Industry

The Reference Check Scam

How studios steal labor under the guise of 'testing'

Mr. E
Mr. E January 27, 2026 · 4 min read

I've been in this industry twelve years, and I've seen things you wouldn't believe. But the thing that haunts me most isn't the crunch or the layoffs—it's watching young developers destroy themselves for the promise of getting in. The reference check scam is the industry's dirtiest open secret, and nobody talks about it because we're all complicit.

Here's how it works. A studio needs work done but doesn't want to pay market rates. They post a job opening, interview candidates, then tell the "runner-up" that they'd be perfect for the role, but they need to prove themselves first. Just one test project. A few weeks of work. Then the real offer comes.

The test project is real work. It's assets for an actual game, code for an actual system, design for an actual level. The candidate pours their heart into it, working evenings and weekends because this is their shot. Then the studio ghosts them. The position "falls through." Or they get an offer for 60% of market rate because "you're still proving yourself."

The Scale of the Problem

This isn't occasional bad behavior by a few studios. It's endemic. I've watched mid-size studios run entire projects on "test work" from candidates who never got hired. I've seen job postings that exist solely to generate free labor. I've listened to producers brag about how much money they saved on staffing costs.

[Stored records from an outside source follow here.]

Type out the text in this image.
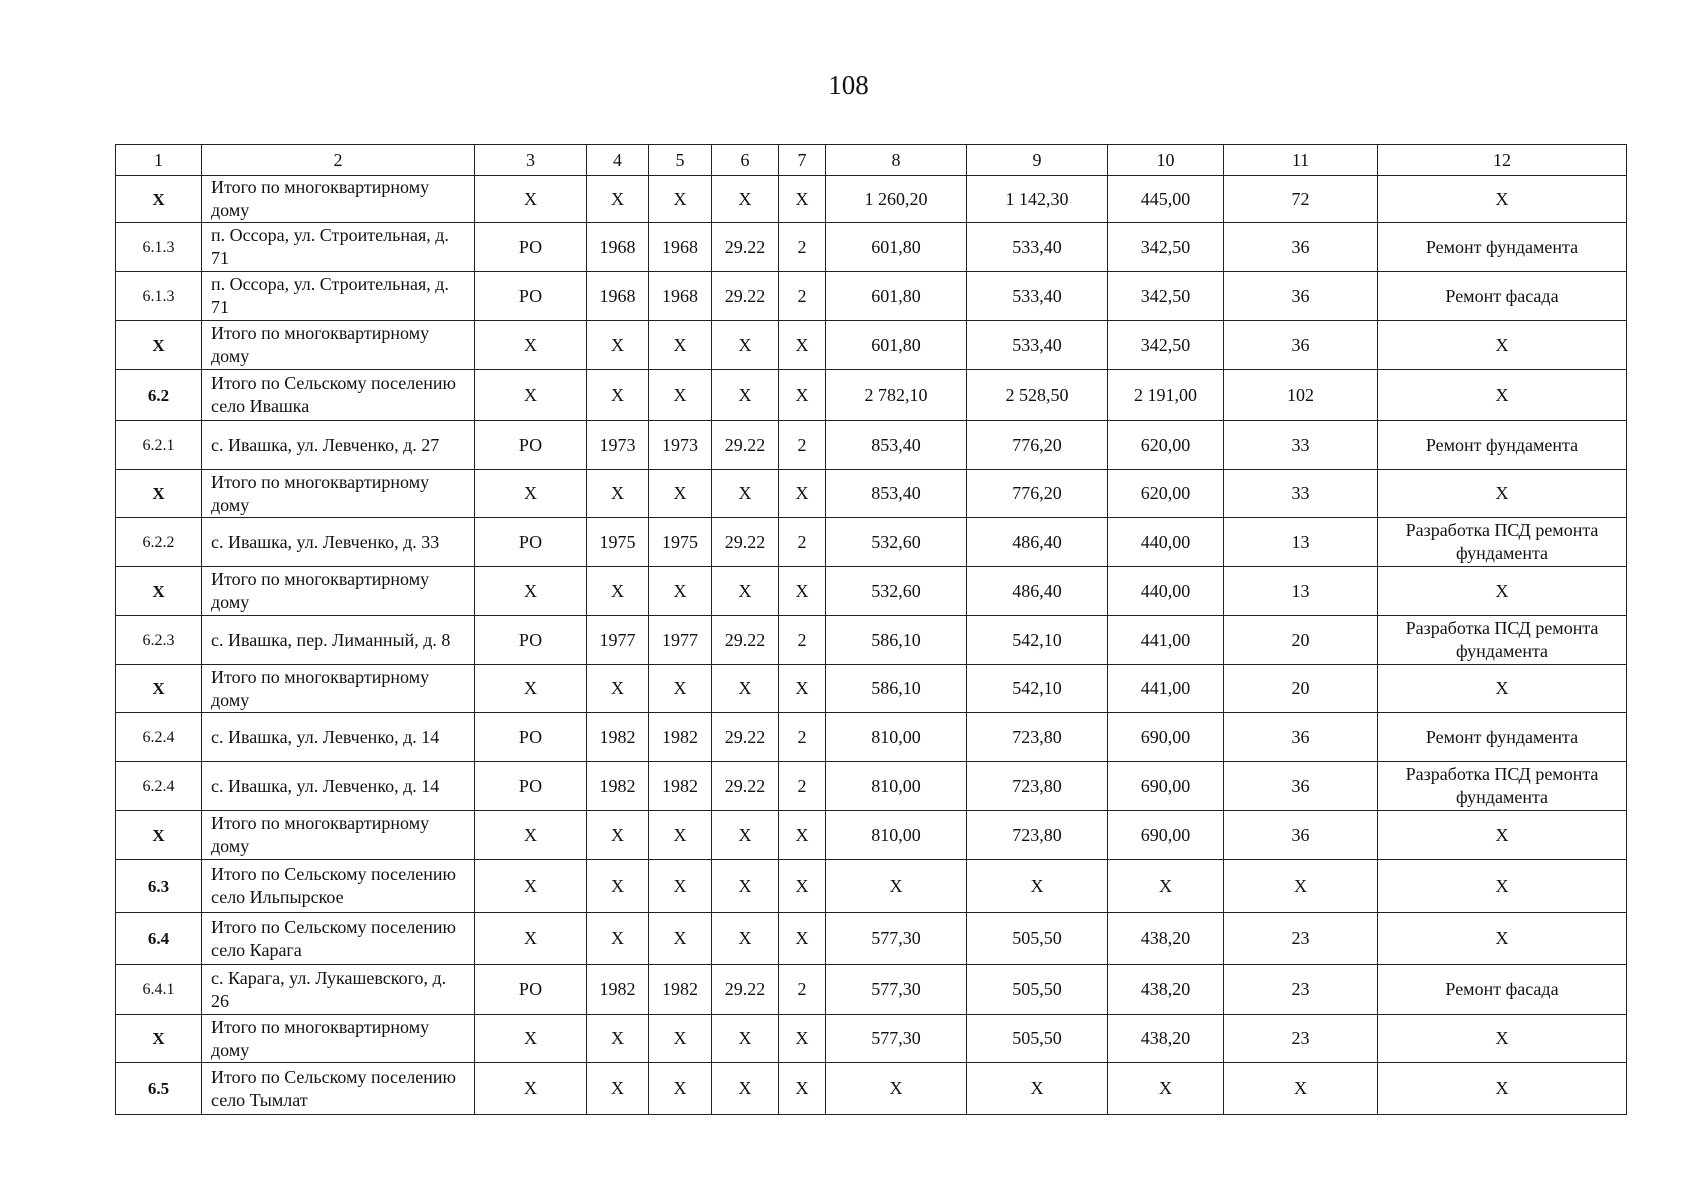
108
1	2	3	4	5	6	7	8	9	10	11	12
Х	Итого по многоквартирному дому	Х	Х	Х	Х	Х	1 260,20	1 142,30	445,00	72	Х
6.1.3	п. Оссора, ул. Строительная, д. 71	РО	1968	1968	29.22	2	601,80	533,40	342,50	36	Ремонт фундамента
6.1.3	п. Оссора, ул. Строительная, д. 71	РО	1968	1968	29.22	2	601,80	533,40	342,50	36	Ремонт фасада
Х	Итого по многоквартирному дому	Х	Х	Х	Х	Х	601,80	533,40	342,50	36	Х
6.2	Итого по Сельскому поселению село Ивашка	Х	Х	Х	Х	Х	2 782,10	2 528,50	2 191,00	102	Х
6.2.1	с. Ивашка, ул. Левченко, д. 27	РО	1973	1973	29.22	2	853,40	776,20	620,00	33	Ремонт фундамента
Х	Итого по многоквартирному дому	Х	Х	Х	Х	Х	853,40	776,20	620,00	33	Х
6.2.2	с. Ивашка, ул. Левченко, д. 33	РО	1975	1975	29.22	2	532,60	486,40	440,00	13	Разработка ПСД ремонта фундамента
Х	Итого по многоквартирному дому	Х	Х	Х	Х	Х	532,60	486,40	440,00	13	Х
6.2.3	с. Ивашка, пер. Лиманный, д. 8	РО	1977	1977	29.22	2	586,10	542,10	441,00	20	Разработка ПСД ремонта фундамента
Х	Итого по многоквартирному дому	Х	Х	Х	Х	Х	586,10	542,10	441,00	20	Х
6.2.4	с. Ивашка, ул. Левченко, д. 14	РО	1982	1982	29.22	2	810,00	723,80	690,00	36	Ремонт фундамента
6.2.4	с. Ивашка, ул. Левченко, д. 14	РО	1982	1982	29.22	2	810,00	723,80	690,00	36	Разработка ПСД ремонта фундамента
Х	Итого по многоквартирному дому	Х	Х	Х	Х	Х	810,00	723,80	690,00	36	Х
6.3	Итого по Сельскому поселению село Ильпырское	Х	Х	Х	Х	Х	Х	Х	Х	Х	Х
6.4	Итого по Сельскому поселению село Карага	Х	Х	Х	Х	Х	577,30	505,50	438,20	23	Х
6.4.1	с. Карага, ул. Лукашевского, д. 26	РО	1982	1982	29.22	2	577,30	505,50	438,20	23	Ремонт фасада
Х	Итого по многоквартирному дому	Х	Х	Х	Х	Х	577,30	505,50	438,20	23	Х
6.5	Итого по Сельскому поселению село Тымлат	Х	Х	Х	Х	Х	Х	Х	Х	Х	Х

The victims are disproportionately young, disproportionately from marginalized backgrounds, disproportionately desperate to break in. They can't afford to say no to opportunity. They can't afford lawyers when they get screwed. They can't afford to blacklist studios because they need references for the next job.

And the work they produce is often excellent. That's the cruel irony—the system preys on talented people who care enough to do good work for free.

Why It Works

The reference check scam persists because it's difficult to prove and easy to excuse. Studios can claim the candidate "wasn't the right fit" after extracting labor. They can point to "portfolio development" as compensation. They can argue that unpaid trials are standard industry practice—which, increasingly, they are.

Legal recourse is theoretical. Employment law around unpaid work is complex, and young developers rarely have resources to pursue claims. Even when they do, the legal process takes years—years during which they can't get references, can't work in the industry, can't afford to wait.

The power imbalance is total. Studios have money, lawyers, and institutional legitimacy. Candidates have desperation and dreams.

The Industry Response

We all know this happens. Senior developers warn juniors about specific studios. Whisper networks share names of companies to avoid. But public acknowledgment is rare because blacklisting is real and retaliation is effective.

Some professional organizations are pushing back. IGDA chapters have issued guidelines about paid trials. Some publishers now require studios to certify fair hiring practices as a condition of funding. But enforcement is weak and consequences for violations are minimal.

The unionization wave might help—collective bargaining can establish industry standards around paid work. But that takes time, and people are being exploited now.

What Candidates Can Do

If you're reading this and you're trying to break in: be careful. Research studios before doing trial work. Ask directly whether the work is paid and when. Get promises in writing, even if it's just email. Be willing to walk away—though I know that sounds impossible when you're desperate for opportunity.

Talk to other candidates who've gone through the process at the same studio. Share information. The only thing that makes this scam work is isolation—candidates not knowing what others have experienced.

Conclusion

I don't have a solution. The reference check scam is profitable for studios and difficult to stop through individual action. It will continue until structural conditions change—until enforcement improves, until candidates have collective power, until the industry decides that stealing labor is unacceptable.

What I can offer is acknowledgment. If this happened to you, you're not alone. You're not stupid for trusting the process. The system is designed to exploit your hope, and your hope isn't the problem—the exploitation is.

The industry needs you more than you need the industry. Remember that, even when it doesn't feel true.